Twelve titles comics with themes ranging from teen life to sports to comedy have been published on makko.co since its inception in 2009.
Sunny said that the potential market for Indonesian comics might number as many as 1 million — an ample market for makko.co.
“People are also used to reading online comics for free. I want people to also read the comics on makko so they can appreciate local talents.”
He said there were 19,000 members of makko, half of whom were active readers. “The numbers are quite good, because the buyers of local comic books range between 3,000 and 5,000.”
Sunny said that he would publish printed versions of the online comic in the near future, uploading the latest edition of the books after they were released.
The limited availability of local comics in bookstores has also been a problem facing local comics.
Locally made: Several local comic books, including the adaptation of local soccer film Hari Ini Pasti Menang, are currently on sale.
“We only see around four or five new comic books released every month. That’s quite good. But it would be better if we had at least 15 titles from various genres available in bookstores. That way, people could see and realize that local comics exist,” he said.
The history of comics in Indonesia dates back to 1931, when Kho Wan Gie, known as Sopoiku, published a comedy comic strip, Put On, in the Chinese newspaper Sin Po daily. Many other comic strips have been published in local
In the early 1950s, many comic books about local heroes and superheroes were published, most famously the female superhero Sri Asih, created by the late RA Kosasih.
The glory of local comics continued until the end of 1980s, when comics were supplanted by television and movies.
“In 1995, a group of comic enthusiasts from ITB [Bandung Institute of Technology] tried to revive local comics, which was followed by college students from Jogja and IKJ [Jakarta Arts Institute], who published comics independently,” Beng said.
However, their attempts stumbled amid a market flooded with manga.
In 2003, publishing giant Gramedia established a subsidiary for local comics, Koloni, which lasted only for a year. However, it was relaunched in 2009
“The era when we were flooded with manga produced many new talents who were influenced by it.
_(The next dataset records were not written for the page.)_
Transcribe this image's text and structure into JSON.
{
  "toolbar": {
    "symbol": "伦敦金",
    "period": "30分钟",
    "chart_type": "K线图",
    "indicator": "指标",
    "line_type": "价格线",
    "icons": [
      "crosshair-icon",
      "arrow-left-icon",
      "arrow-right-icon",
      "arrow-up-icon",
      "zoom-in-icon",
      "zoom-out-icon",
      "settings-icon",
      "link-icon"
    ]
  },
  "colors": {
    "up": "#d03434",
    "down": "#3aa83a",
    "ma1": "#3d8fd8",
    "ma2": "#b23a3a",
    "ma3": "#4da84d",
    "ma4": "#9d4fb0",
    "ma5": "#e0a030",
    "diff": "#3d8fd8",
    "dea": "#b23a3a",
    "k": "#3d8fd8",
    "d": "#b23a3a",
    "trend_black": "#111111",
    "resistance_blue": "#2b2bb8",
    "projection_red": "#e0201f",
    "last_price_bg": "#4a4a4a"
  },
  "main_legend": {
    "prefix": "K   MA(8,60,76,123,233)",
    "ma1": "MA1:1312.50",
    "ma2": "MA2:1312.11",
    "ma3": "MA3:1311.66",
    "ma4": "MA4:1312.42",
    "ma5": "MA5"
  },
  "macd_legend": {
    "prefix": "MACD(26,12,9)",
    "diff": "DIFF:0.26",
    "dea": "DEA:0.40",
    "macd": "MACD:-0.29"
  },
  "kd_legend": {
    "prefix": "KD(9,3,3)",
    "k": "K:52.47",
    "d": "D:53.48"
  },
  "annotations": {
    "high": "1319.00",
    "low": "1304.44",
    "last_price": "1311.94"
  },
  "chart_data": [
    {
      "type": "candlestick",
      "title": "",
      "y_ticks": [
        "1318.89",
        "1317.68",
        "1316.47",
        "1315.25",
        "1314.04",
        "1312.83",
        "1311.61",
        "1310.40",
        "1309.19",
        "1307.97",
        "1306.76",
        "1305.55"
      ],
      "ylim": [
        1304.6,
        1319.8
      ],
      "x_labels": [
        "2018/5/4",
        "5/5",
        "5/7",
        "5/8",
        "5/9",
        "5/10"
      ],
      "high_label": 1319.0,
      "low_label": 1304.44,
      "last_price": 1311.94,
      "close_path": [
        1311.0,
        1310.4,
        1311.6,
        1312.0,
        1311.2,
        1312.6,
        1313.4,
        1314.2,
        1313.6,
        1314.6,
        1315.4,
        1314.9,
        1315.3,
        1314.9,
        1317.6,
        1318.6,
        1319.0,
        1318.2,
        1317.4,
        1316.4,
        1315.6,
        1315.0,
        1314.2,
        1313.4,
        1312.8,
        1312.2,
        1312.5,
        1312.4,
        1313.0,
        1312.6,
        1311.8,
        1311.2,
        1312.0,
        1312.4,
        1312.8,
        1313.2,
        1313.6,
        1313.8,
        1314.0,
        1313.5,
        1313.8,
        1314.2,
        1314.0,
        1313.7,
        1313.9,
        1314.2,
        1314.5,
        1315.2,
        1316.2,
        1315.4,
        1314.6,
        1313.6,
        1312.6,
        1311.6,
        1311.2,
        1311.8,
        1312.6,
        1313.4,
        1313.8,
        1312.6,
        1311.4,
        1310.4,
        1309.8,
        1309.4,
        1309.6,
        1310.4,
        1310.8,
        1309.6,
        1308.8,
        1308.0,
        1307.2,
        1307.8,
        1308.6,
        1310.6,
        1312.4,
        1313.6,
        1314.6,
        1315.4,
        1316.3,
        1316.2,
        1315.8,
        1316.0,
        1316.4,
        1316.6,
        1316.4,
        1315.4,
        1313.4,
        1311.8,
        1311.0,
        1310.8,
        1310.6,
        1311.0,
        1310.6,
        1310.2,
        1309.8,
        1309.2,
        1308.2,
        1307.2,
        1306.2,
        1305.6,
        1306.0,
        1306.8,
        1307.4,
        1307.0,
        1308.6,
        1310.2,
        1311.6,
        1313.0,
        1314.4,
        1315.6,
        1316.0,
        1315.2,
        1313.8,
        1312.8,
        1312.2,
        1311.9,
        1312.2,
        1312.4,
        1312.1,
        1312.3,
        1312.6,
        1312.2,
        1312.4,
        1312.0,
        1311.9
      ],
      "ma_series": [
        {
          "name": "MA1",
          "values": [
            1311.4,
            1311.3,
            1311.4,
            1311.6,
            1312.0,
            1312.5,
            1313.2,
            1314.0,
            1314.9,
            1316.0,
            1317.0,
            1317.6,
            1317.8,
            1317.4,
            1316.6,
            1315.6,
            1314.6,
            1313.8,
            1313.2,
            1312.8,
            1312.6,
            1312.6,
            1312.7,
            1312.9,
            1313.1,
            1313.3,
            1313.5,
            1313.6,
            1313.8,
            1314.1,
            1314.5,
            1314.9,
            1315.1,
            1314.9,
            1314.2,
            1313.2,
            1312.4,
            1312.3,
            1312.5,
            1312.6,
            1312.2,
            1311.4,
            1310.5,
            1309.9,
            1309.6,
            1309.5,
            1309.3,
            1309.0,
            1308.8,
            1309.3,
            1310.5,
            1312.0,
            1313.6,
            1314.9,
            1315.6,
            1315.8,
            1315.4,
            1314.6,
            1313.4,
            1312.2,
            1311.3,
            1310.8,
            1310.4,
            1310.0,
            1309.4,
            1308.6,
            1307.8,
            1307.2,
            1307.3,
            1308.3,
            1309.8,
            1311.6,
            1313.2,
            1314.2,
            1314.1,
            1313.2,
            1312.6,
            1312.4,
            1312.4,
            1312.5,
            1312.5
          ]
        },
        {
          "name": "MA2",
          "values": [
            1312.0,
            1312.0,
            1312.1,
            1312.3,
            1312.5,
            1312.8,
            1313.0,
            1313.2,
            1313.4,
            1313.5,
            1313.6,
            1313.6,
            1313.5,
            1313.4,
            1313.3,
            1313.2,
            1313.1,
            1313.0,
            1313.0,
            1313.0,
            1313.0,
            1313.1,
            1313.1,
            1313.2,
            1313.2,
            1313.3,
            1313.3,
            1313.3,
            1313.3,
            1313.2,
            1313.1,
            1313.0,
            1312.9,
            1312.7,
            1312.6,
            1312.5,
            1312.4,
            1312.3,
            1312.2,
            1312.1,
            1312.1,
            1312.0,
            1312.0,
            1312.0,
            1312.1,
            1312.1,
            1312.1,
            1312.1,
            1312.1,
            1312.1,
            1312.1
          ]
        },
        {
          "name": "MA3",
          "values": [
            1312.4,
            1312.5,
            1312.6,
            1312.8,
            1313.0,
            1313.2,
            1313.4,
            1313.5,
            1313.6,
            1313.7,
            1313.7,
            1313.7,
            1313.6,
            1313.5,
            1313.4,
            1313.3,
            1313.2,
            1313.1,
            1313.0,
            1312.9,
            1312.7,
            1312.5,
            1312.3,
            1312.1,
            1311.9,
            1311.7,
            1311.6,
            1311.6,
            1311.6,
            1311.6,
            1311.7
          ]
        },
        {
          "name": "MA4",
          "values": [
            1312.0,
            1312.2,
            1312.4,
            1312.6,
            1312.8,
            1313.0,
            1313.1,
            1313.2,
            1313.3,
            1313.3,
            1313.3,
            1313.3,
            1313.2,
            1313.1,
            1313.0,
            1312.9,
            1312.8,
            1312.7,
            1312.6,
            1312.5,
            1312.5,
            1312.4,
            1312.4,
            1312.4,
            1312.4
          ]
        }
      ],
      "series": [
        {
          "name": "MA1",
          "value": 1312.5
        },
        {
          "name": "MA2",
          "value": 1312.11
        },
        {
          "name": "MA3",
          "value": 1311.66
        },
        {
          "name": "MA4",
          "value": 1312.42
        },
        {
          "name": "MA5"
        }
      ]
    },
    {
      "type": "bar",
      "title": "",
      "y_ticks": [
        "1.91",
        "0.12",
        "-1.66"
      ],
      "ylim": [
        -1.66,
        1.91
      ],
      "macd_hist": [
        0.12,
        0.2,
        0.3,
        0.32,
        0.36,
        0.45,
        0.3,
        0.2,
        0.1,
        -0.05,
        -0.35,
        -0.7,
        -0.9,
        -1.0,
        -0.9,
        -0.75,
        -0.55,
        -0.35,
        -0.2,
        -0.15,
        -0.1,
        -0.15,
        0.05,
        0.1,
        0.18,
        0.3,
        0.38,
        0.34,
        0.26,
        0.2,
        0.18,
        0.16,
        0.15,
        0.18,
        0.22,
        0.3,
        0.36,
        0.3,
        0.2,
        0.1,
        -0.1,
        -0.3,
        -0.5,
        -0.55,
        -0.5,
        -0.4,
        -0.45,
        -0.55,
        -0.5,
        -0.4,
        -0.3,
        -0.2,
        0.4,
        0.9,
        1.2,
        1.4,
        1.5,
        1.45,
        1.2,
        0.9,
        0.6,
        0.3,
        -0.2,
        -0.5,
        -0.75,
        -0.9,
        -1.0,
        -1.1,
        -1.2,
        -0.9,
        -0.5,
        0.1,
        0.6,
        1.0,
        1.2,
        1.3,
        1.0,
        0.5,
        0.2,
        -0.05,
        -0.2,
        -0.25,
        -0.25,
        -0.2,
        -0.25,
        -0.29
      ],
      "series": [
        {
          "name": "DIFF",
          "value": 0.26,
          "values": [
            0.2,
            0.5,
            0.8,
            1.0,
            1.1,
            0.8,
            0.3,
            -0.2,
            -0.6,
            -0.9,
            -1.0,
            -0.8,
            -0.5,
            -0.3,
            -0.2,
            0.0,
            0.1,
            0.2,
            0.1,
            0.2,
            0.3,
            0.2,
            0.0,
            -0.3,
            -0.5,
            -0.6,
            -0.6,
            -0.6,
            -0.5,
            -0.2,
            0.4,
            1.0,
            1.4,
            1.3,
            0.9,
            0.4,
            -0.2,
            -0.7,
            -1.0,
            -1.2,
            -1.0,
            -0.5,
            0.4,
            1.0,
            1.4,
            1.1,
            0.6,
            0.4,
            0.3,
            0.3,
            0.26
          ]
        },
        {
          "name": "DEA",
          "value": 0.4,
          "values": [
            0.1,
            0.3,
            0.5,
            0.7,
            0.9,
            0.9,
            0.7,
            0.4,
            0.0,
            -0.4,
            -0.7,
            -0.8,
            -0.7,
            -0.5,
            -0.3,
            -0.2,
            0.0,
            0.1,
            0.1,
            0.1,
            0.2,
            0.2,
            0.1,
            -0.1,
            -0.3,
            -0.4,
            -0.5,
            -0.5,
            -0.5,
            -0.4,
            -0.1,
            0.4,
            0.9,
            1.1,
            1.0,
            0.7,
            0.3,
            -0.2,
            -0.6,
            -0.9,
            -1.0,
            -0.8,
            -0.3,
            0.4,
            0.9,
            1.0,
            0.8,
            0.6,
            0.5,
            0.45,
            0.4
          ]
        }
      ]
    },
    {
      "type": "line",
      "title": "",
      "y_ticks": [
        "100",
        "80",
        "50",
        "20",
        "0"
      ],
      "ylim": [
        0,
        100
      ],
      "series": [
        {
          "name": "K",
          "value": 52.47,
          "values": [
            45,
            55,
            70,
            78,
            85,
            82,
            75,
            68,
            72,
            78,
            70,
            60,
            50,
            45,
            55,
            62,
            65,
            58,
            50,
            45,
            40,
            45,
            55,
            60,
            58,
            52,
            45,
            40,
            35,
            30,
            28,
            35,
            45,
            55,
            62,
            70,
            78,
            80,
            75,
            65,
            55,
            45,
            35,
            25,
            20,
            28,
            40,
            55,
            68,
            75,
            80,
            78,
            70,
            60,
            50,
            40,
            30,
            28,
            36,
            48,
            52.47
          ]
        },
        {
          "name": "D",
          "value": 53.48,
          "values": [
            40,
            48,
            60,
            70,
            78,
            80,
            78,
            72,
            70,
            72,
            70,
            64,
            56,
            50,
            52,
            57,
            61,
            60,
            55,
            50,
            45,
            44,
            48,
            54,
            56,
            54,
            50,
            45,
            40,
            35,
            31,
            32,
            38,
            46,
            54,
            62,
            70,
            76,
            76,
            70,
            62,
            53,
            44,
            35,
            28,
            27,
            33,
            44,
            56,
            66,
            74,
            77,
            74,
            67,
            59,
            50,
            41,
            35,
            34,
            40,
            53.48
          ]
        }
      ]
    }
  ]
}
And that’s fine, because our old comic artists were also influenced by western comics,” Beng said.
One of the new talents influenced by manga is Faza Meonk, a 21-year-old who is known for his character, Si Juki.
Faza said that he had developed a social media campaign before he launched Si Juki dan Petualangan Lulus UN (Si Juki and His Adventure after Passing the National Exam) in 2012.
“At first, Si Juki was only a supporting character in my comics. But many people liked hime, so we decided to make separate story for Si Juki,” he said.
So far, the book has gone through two print runs of about 6,000. Its Facebook fan page has 85,000 members while its Twitter account has 15,000 followers.
“I think comic artists today have easier access to distribute their works, thanks to social media,” Faza said.
Ardiatma Mardhika, the manager of Koloni, said that social marketing was essential.
“We want comic makers who already have fan page. We know that it’s not easy selling local comics here, so if the artists have it together, we expect at least 10 percent of their followers or members to buy their comics,” he said.
Koloni now has a total of 60 titles and publishes new books at least once every other month.
“That’s still small. But we’re trying to look for comics whose stories can only be found in Indonesia so people want to buy them,” he said.